After six of seven scheduled witnesses testified at trial, Zanders pled guilty on Sept. 21, 2009, to conspiring to commit bank fraud. According to testimony at trial and court documents, Zanders recruited and directed conspirators in a nationwide fraud scheme to steal money from individuals and financial institutions from January 2007 through May 2009. Zanders worked with Clyde Austin Gray Jr., of Waldorf, Md., to pay other co-conspirators to pickpocket, steal and compromise the personal identification and bank account information of victims, and then used the information to make counterfeit driver’s licenses and military identification cards.

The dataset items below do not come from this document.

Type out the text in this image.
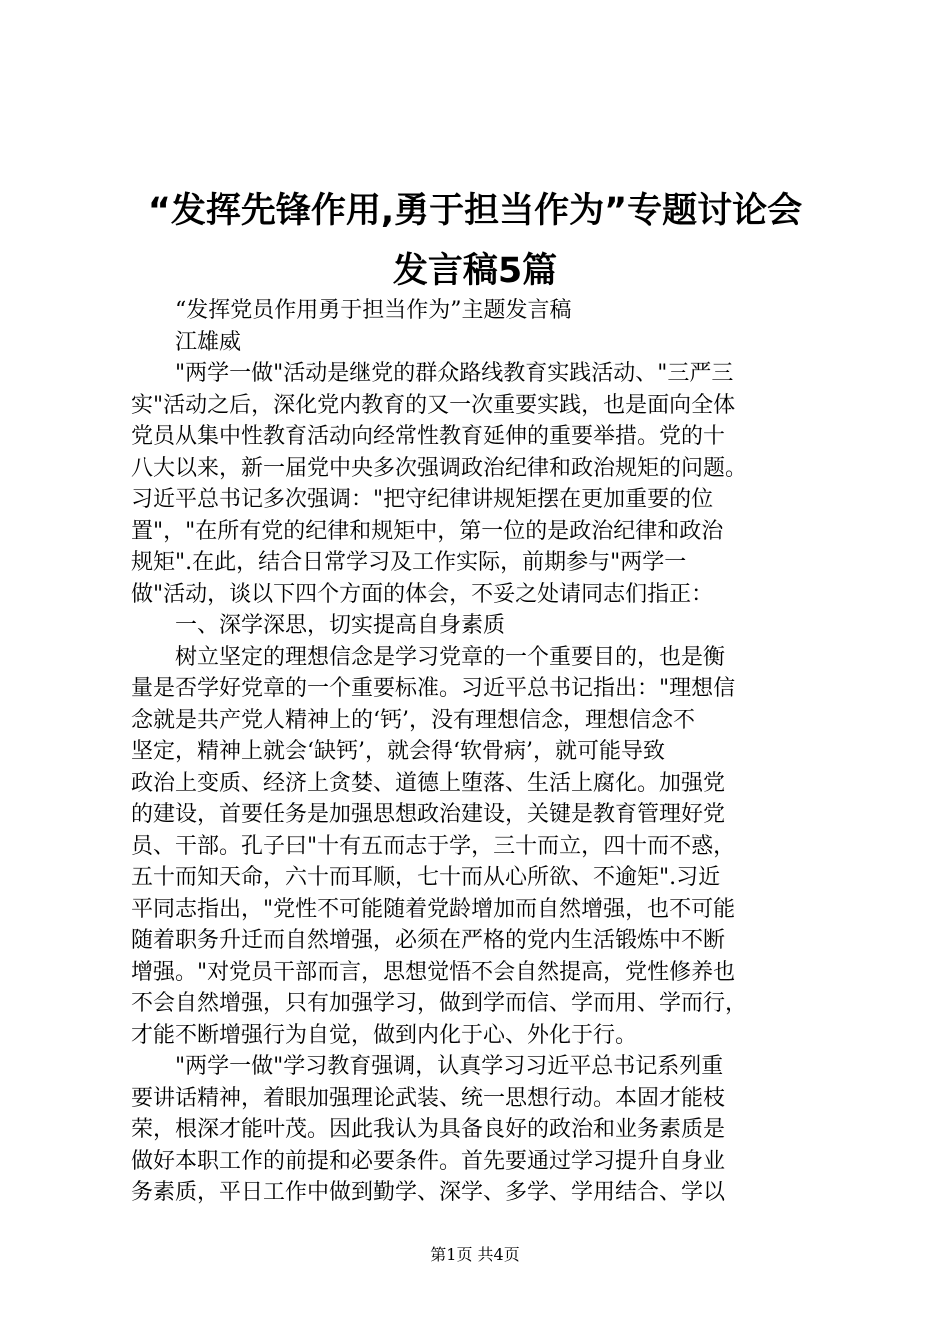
“发挥先锋作用,勇于担当作为”专题讨论会
发言稿5篇
“发挥党员作用勇于担当作为”主题发言稿
江雄威
"两学一做"活动是继党的群众路线教育实践活动、"三严三
实"活动之后，深化党内教育的又一次重要实践，也是面向全体
党员从集中性教育活动向经常性教育延伸的重要举措。党的十
八大以来，新一届党中央多次强调政治纪律和政治规矩的问题。
习近平总书记多次强调："把守纪律讲规矩摆在更加重要的位
置"，"在所有党的纪律和规矩中，第一位的是政治纪律和政治
规矩".在此，结合日常学习及工作实际，前期参与"两学一
做"活动，谈以下四个方面的体会，不妥之处请同志们指正：
一、深学深思，切实提高自身素质
树立坚定的理想信念是学习党章的一个重要目的，也是衡
量是否学好党章的一个重要标准。习近平总书记指出："理想信
念就是共产党人精神上的‘钙’，没有理想信念，理想信念不
坚定，精神上就会‘缺钙’，就会得‘软骨病’，就可能导致
政治上变质、经济上贪婪、道德上堕落、生活上腐化。加强党
的建设，首要任务是加强思想政治建设，关键是教育管理好党
员、干部。孔子曰"十有五而志于学，三十而立，四十而不惑，
五十而知天命，六十而耳顺，七十而从心所欲、不逾矩".习近
平同志指出，"党性不可能随着党龄增加而自然增强，也不可能
随着职务升迁而自然增强，必须在严格的党内生活锻炼中不断
增强。"对党员干部而言，思想觉悟不会自然提高，党性修养也
不会自然增强，只有加强学习，做到学而信、学而用、学而行，
才能不断增强行为自觉，做到内化于心、外化于行。
"两学一做"学习教育强调，认真学习习近平总书记系列重
要讲话精神，着眼加强理论武装、统一思想行动。本固才能枝
荣，根深才能叶茂。因此我认为具备良好的政治和业务素质是
做好本职工作的前提和必要条件。首先要通过学习提升自身业
务素质，平日工作中做到勤学、深学、多学、学用结合、学以
第1页 共4页
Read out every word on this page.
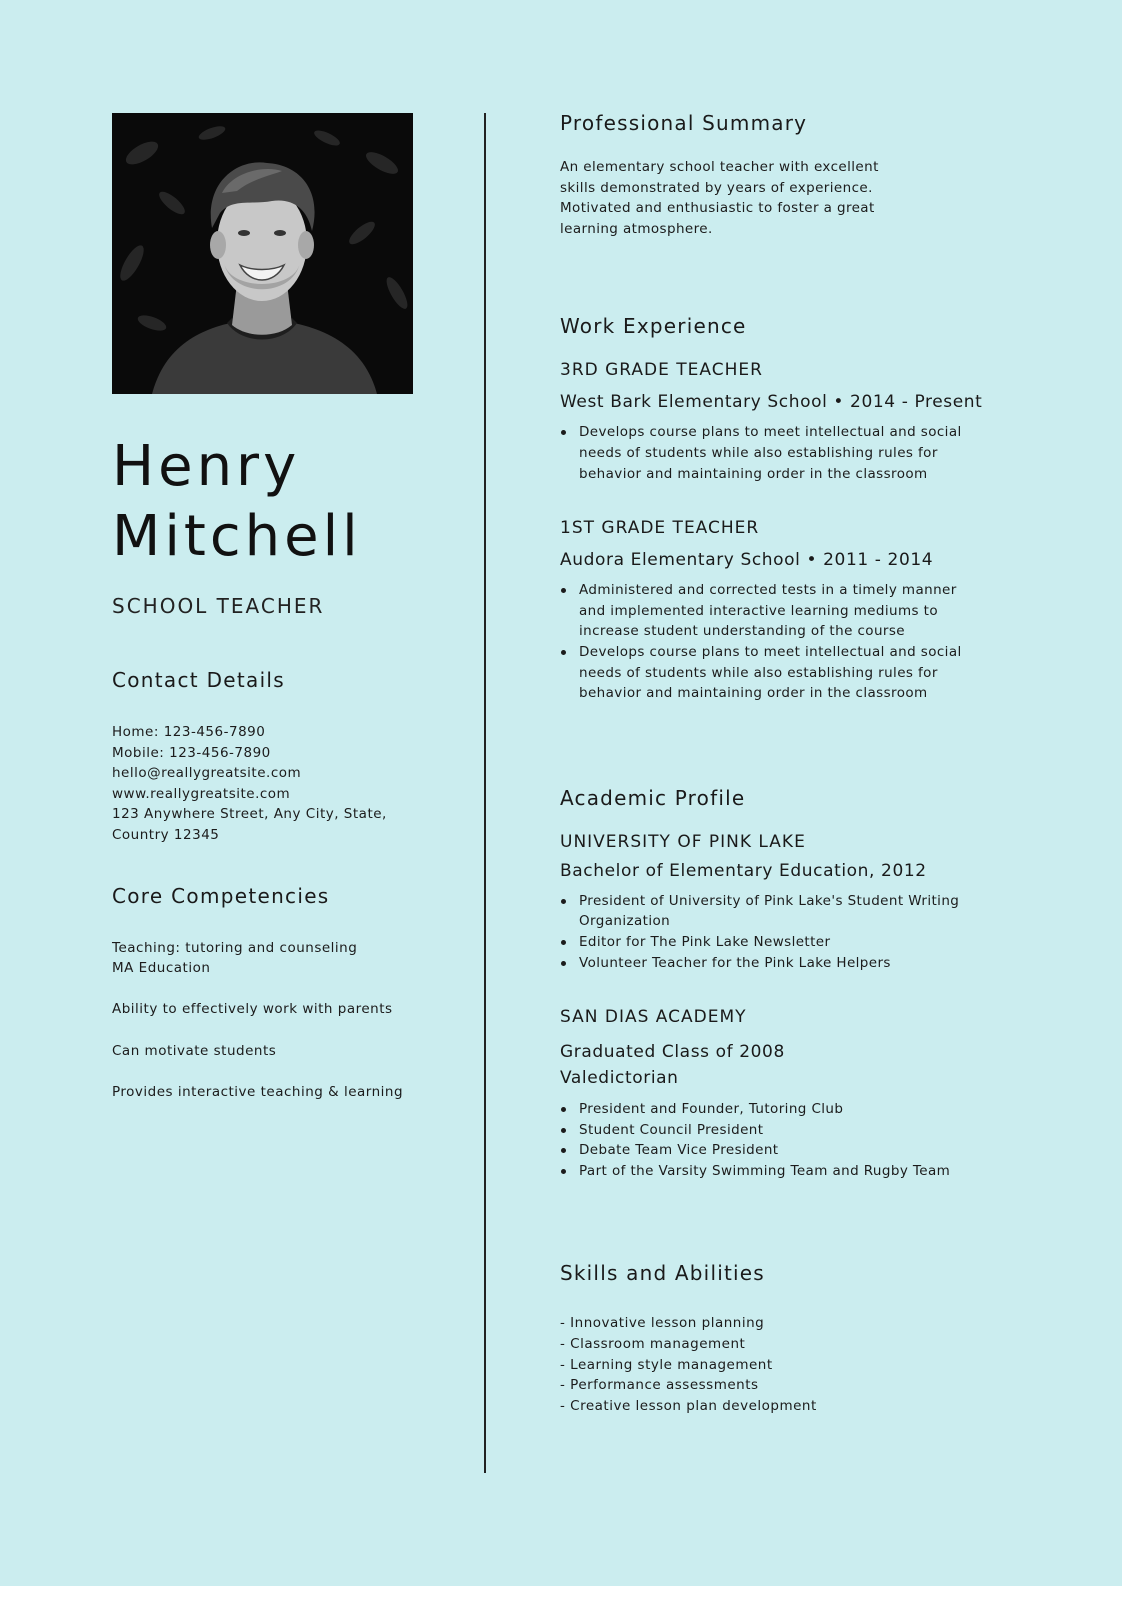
Henry
Mitchell
SCHOOL TEACHER
Contact Details
Home: 123-456-7890
Mobile: 123-456-7890
hello@reallygreatsite.com
www.reallygreatsite.com
123 Anywhere Street, Any City, State,
Country 12345
Core Competencies
Teaching: tutoring and counseling
MA Education
Ability to effectively work with parents
Can motivate students
Provides interactive teaching & learning
Professional Summary
An elementary school teacher with excellent skills demonstrated by years of experience. Motivated and enthusiastic to foster a great learning atmosphere.
Work Experience
3RD GRADE TEACHER
West Bark Elementary School • 2014 - Present
Develops course plans to meet intellectual and social needs of students while also establishing rules for behavior and maintaining order in the classroom
1ST GRADE TEACHER
Audora Elementary School • 2011 - 2014
Administered and corrected tests in a timely manner and implemented interactive learning mediums to increase student understanding of the course
Develops course plans to meet intellectual and social needs of students while also establishing rules for behavior and maintaining order in the classroom
Academic Profile
UNIVERSITY OF PINK LAKE
Bachelor of Elementary Education, 2012
President of University of Pink Lake's Student Writing Organization
Editor for The Pink Lake Newsletter
Volunteer Teacher for the Pink Lake Helpers
SAN DIAS ACADEMY
Graduated Class of 2008
Valedictorian
President and Founder, Tutoring Club
Student Council President
Debate Team Vice President
Part of the Varsity Swimming Team and Rugby Team
Skills and Abilities
- Innovative lesson planning
- Classroom management
- Learning style management
- Performance assessments
- Creative lesson plan development
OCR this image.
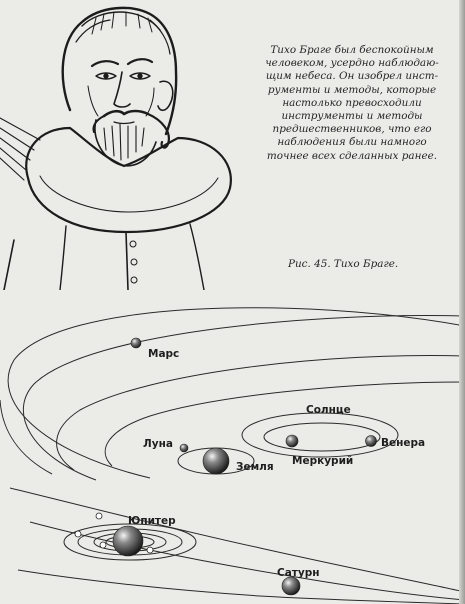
Тихо Браге был беспокойным
человеком, усердно наблюдаю-
щим небеса. Он изобрел инст-
рументы и методы, которые
настолько превосходили
инструменты и методы
предшественников, что его
наблюдения были намного
точнее всех сделанных ранее.
Рис. 45. Тихо Браге.
Марс
Солнце
Венера
Луна
Земля Меркурий
Юпитер
Сатурн
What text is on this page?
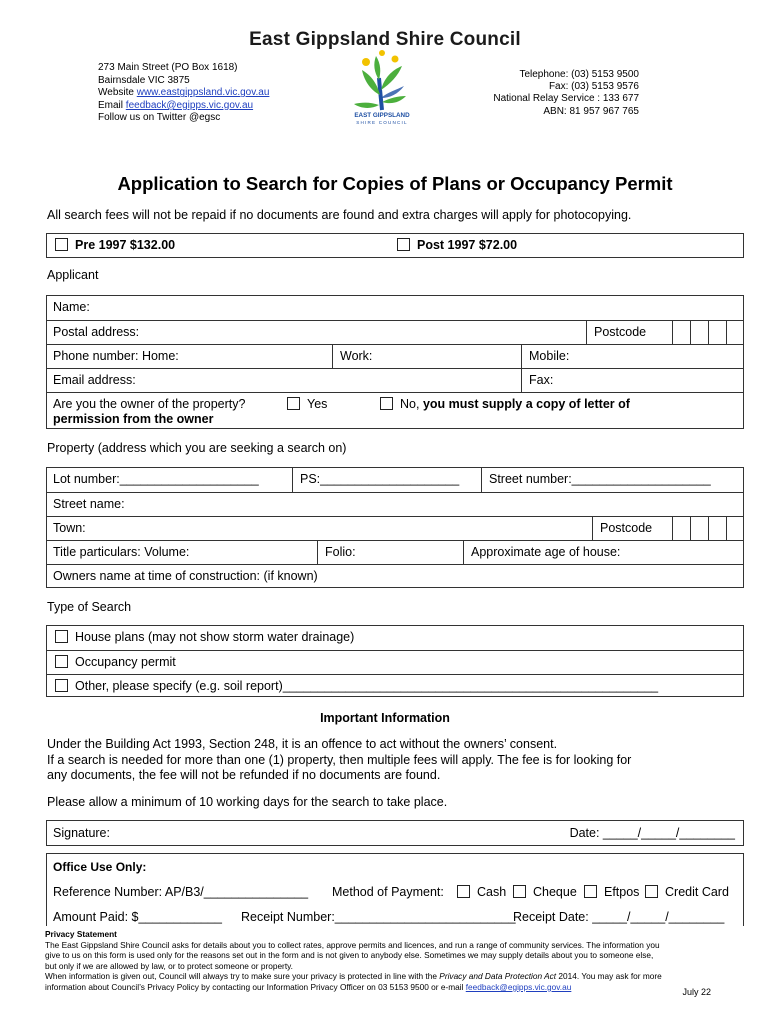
East Gippsland Shire Council
273 Main Street (PO Box 1618)
Bairnsdale VIC 3875
Website www.eastgippsland.vic.gov.au
Email feedback@egipps.vic.gov.au
Follow us on Twitter @egsc	EAST GIPPSLAND
SHIRE COUNCIL
Telephone: (03) 5153 9500
Fax: (03) 5153 9576
National Relay Service : 133 677
ABN: 81 957 967 765
Application to Search for Copies of Plans or Occupancy Permit
All search fees will not be repaid if no documents are found and extra charges will apply for photocopying.
Pre 1997 $132.00	Post 1997 $72.00
Applicant
Name:
Postal address:	Postcode
Phone number: Home:	Work:	Mobile:
Email address:	Fax:
Are you the owner of the property?	Yes	No, you must supply a copy of letter of
permission from the owner
Property (address which you are seeking a search on)
Lot number:____________________	PS:____________________ Street number:____________________
Street name:
Town:	Postcode
Title particulars: Volume:	Folio:	Approximate age of house:
Owners name at time of construction: (if known)
Type of Search
House plans (may not show storm water drainage)
Occupancy permit
Other, please specify (e.g. soil report)______________________________________________________
Important Information
Under the Building Act 1993, Section 248, it is an offence to act without the owners’ consent.
If a search is needed for more than one (1) property, then multiple fees will apply. The fee is for looking for
any documents, the fee will not be refunded if no documents are found.
Please allow a minimum of 10 working days for the search to take place.
Signature:	Date: _____/_____/________
Office Use Only:
Reference Number: AP/B3/_______________ Method of Payment:	Cash	Cheque	Eftpos	Credit Card
Amount Paid: $____________ Receipt Number:__________________________
Receipt Date: _____/_____/________
Privacy Statement
The East Gippsland Shire Council asks for details about you to collect rates, approve permits and licences, and run a range of community services. The information you
give to us on this form is used only for the reasons set out in the form and is not given to anybody else. Sometimes we may supply details about you to someone else,
but only if we are allowed by law, or to protect someone or property.
When information is given out, Council will always try to make sure your privacy is protected in line with the Privacy and Data Protection Act 2014. You may ask for more
information about Council’s Privacy Policy by contacting our Information Privacy Officer on 03 5153 9500 or e-mail feedback@egipps.vic.gov.au
July 22
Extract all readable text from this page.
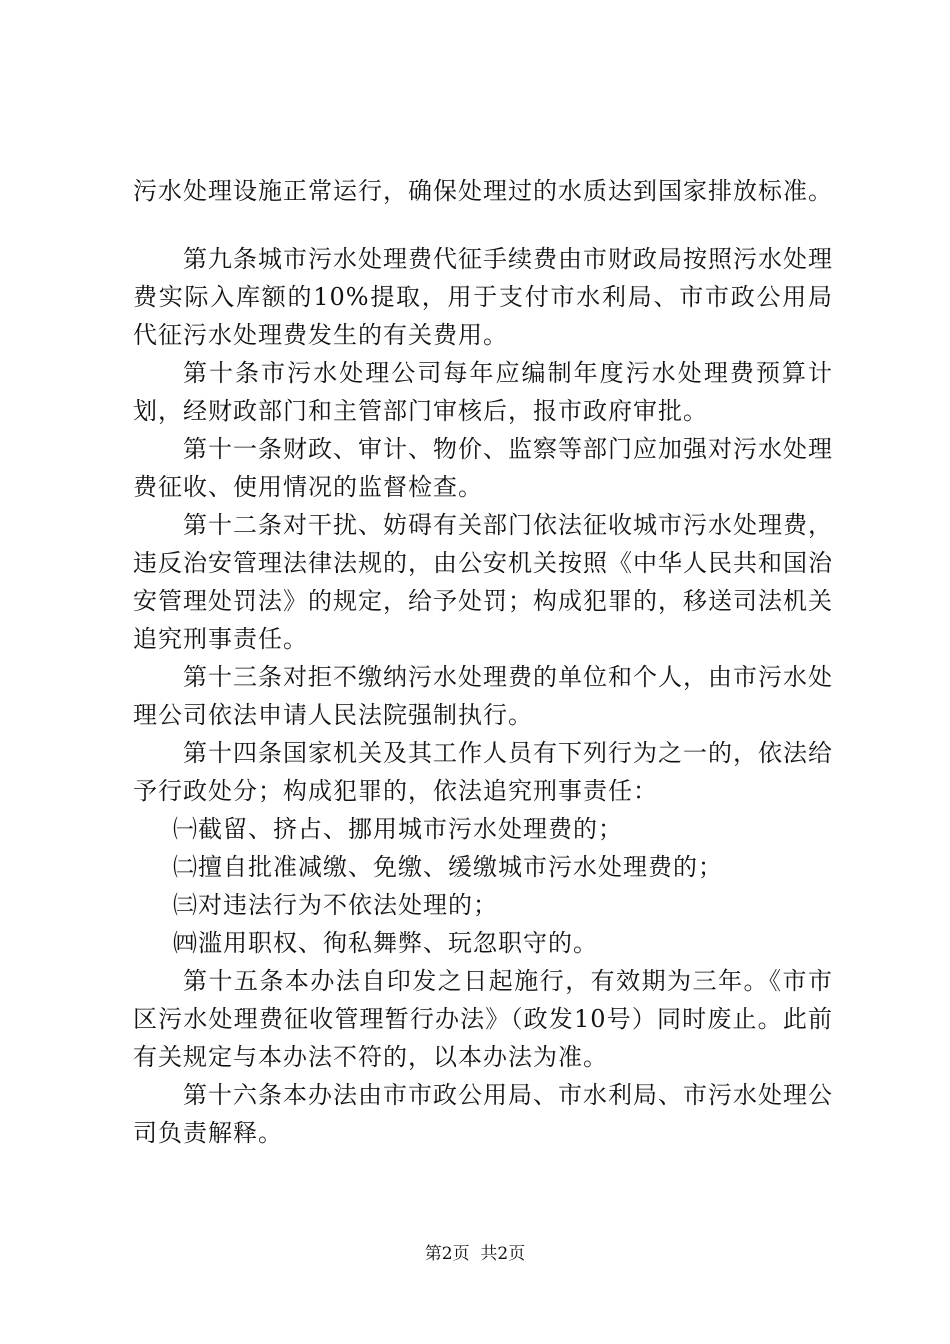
污水处理设施正常运行，确保处理过的水质达到国家排放标准。

第九条城市污水处理费代征手续费由市财政局按照污水处理费实际入库额的10%提取，用于支付市水利局、市市政公用局代征污水处理费发生的有关费用。

第十条市污水处理公司每年应编制年度污水处理费预算计划，经财政部门和主管部门审核后，报市政府审批。

第十一条财政、审计、物价、监察等部门应加强对污水处理费征收、使用情况的监督检查。

第十二条对干扰、妨碍有关部门依法征收城市污水处理费，违反治安管理法律法规的，由公安机关按照《中华人民共和国治安管理处罚法》的规定，给予处罚；构成犯罪的，移送司法机关追究刑事责任。

第十三条对拒不缴纳污水处理费的单位和个人，由市污水处理公司依法申请人民法院强制执行。

第十四条国家机关及其工作人员有下列行为之一的，依法给予行政处分；构成犯罪的，依法追究刑事责任：

㈠截留、挤占、挪用城市污水处理费的；

㈡擅自批准减缴、免缴、缓缴城市污水处理费的；

㈢对违法行为不依法处理的；

㈣滥用职权、徇私舞弊、玩忽职守的。

第十五条本办法自印发之日起施行，有效期为三年。《市市区污水处理费征收管理暂行办法》（政发10号）同时废止。此前有关规定与本办法不符的，以本办法为准。

第十六条本办法由市市政公用局、市水利局、市污水处理公司负责解释。

第2页  共2页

Zanders distributed the fake IDs, along with counterfeit checks drawn on the victims’ bank accounts and other bank account information, to other co-conspirators. In trial, a co-defendant, Darrell Earl Price, testified that Zanders gave him checks in the name of Ben and Anna Bernanke, and Price used those checks in the bank-fraud scheme.

Court records state that Zanders directed others in the scheme to use the IDs and stolen bank information to impersonate victims and make split deposit transactions – depositing a check drawn on the bank account of another victim, and then siphoning the money out of the falsely inflated account. His co-conspirators returned a percentage of the stolen money to Zanders, who in turn distributed some of the proceeds to other co-conspirators. According to court documents associated with this conspiracy, the total fraud loss, including intended loss, attributed to the conspiracy is approximately $1.5 million.

This case was investigated by the United States Secret Service and the United States Postal Inspection Service. Assistant United States Attorney Timothy D. Belevetz and Special Assistant United States Attorney Karen Servidea are prosecuting the case on behalf of the United States.